Cincinnati Chili is not your typical chili, and many people are surprised by their first bite of this regional specialty. Since there are some differences in the way this local fare is made, I wanted to share what you can expect when tasting Cincinnati Chili for the first time:
- Cinnamon and sometimes chocolate – yes these are part of the delectable ingredients that make Cincinnati Chili so addictive!
- A soup-like consistency – it’s actually a Mediterranean-spiced meat sauce that was developed by Greek-Macedonian immigrant restaurateurs in the 1920s.
- Spaghetti and/or hot dogs – because of bullet point #2, this “meat sauce” is used as more of a topping. Much like goetta, immigrants were trying to make their food “go longer”, so using the chili as a topper to spaghetti (see below options) or hot dogs (called 'coneys') did just that!

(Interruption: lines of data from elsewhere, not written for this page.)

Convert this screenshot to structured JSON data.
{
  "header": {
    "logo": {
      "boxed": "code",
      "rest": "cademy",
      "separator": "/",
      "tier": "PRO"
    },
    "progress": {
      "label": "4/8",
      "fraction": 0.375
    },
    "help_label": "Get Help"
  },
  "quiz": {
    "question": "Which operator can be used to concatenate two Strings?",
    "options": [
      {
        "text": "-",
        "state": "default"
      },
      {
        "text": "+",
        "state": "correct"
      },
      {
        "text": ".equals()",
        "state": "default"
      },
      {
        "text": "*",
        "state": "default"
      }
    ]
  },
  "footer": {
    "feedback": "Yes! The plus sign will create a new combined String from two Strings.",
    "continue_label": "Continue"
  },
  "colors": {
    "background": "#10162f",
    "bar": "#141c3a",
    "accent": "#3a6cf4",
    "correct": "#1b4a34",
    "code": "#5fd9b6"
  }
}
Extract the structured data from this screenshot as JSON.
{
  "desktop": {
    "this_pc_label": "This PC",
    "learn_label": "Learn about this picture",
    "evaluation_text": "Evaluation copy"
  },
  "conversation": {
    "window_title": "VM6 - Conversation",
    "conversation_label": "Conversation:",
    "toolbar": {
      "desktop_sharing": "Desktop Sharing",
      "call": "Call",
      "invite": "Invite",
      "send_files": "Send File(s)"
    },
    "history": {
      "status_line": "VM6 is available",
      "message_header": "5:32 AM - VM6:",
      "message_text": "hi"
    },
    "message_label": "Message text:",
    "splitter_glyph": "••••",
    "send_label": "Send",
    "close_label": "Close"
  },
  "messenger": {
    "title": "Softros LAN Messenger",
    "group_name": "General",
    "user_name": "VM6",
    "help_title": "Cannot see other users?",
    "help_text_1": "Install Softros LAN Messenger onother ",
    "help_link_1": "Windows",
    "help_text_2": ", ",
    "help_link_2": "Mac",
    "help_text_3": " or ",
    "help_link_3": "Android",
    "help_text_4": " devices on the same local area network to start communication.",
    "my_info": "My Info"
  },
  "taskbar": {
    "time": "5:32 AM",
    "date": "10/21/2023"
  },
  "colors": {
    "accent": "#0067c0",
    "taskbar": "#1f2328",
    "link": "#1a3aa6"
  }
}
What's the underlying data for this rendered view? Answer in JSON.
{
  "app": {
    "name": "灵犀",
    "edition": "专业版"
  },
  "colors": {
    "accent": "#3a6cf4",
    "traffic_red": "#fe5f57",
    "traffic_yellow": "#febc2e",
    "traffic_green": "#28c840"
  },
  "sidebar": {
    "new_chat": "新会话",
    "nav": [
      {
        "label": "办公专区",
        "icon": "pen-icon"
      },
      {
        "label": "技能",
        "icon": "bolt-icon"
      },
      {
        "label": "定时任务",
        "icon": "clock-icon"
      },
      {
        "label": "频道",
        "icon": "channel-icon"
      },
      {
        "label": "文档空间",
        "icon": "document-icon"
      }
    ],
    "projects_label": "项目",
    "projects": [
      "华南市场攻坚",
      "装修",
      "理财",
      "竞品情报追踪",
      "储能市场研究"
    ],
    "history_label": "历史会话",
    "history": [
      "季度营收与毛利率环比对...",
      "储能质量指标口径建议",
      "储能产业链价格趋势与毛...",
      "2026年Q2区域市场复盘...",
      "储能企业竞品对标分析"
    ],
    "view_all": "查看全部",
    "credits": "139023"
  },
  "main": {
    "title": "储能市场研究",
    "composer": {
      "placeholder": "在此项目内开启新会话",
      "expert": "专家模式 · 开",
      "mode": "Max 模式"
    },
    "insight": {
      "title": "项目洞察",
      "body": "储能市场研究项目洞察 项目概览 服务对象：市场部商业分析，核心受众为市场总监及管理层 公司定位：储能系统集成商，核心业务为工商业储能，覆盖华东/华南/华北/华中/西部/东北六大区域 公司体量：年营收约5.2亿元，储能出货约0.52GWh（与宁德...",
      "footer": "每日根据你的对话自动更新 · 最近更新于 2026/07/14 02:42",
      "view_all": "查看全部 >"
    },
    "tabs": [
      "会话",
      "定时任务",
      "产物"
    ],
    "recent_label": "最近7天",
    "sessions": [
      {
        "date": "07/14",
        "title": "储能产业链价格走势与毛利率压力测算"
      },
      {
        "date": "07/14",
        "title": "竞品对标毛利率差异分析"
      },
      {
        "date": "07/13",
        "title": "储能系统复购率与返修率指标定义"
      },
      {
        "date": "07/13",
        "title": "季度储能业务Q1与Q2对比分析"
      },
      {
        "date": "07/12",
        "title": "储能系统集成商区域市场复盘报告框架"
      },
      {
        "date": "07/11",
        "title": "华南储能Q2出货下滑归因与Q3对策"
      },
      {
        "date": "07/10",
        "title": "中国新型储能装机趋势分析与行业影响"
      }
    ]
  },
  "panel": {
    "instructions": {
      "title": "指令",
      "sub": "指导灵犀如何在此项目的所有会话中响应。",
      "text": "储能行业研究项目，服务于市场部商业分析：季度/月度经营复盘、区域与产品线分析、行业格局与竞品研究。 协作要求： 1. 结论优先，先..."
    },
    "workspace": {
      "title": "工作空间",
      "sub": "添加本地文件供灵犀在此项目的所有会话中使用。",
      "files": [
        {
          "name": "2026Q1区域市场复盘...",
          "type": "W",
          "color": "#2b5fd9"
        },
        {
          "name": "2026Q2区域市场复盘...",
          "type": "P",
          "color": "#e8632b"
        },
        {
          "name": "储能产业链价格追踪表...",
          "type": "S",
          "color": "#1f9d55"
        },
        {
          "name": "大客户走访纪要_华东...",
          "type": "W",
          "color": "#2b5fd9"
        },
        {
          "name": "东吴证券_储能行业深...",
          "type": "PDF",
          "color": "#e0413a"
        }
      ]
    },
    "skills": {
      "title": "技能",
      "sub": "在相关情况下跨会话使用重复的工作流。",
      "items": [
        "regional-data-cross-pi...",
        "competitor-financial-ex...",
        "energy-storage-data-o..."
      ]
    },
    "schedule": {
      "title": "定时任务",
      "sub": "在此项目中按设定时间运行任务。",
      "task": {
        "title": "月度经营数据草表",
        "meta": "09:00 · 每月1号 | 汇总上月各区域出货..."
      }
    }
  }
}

- There’s a special language – when ordering at a local chili parlor, you must know a few key phrases:
- Two-way: spaghetti topped with chili
- Three-way: spaghetti topped with chili, add cheese
- Four-way: spaghetti topped with chili, add cheese and onions
- Five-way: spaghetti topped with chili, add cheese, onions and beans
When it comes to taste-testing Cincinnati Chili, there is no shortage of parlors on both sides of the river: Camp Washington, Covington, Dixie, Gold Star, Skyline, etc. (Yes, I listed these in alphabetical order so as not to offend anyone). Even more options can be found here.
True aficionados do not accept other people’s opinions on which parlor offers the best chili. Instead most people prefer to conduct their own “scientific research” by trying them all and deciding for themselves which is best (WARNING: this can be a point of contention at family functions if all parties are not in alignment on which parlor offers the best chili!)
Since today is National Chili Day, I encourage you to experiment on your own. You’ll have a lot of fun doing so, and you may discover a new local favorite!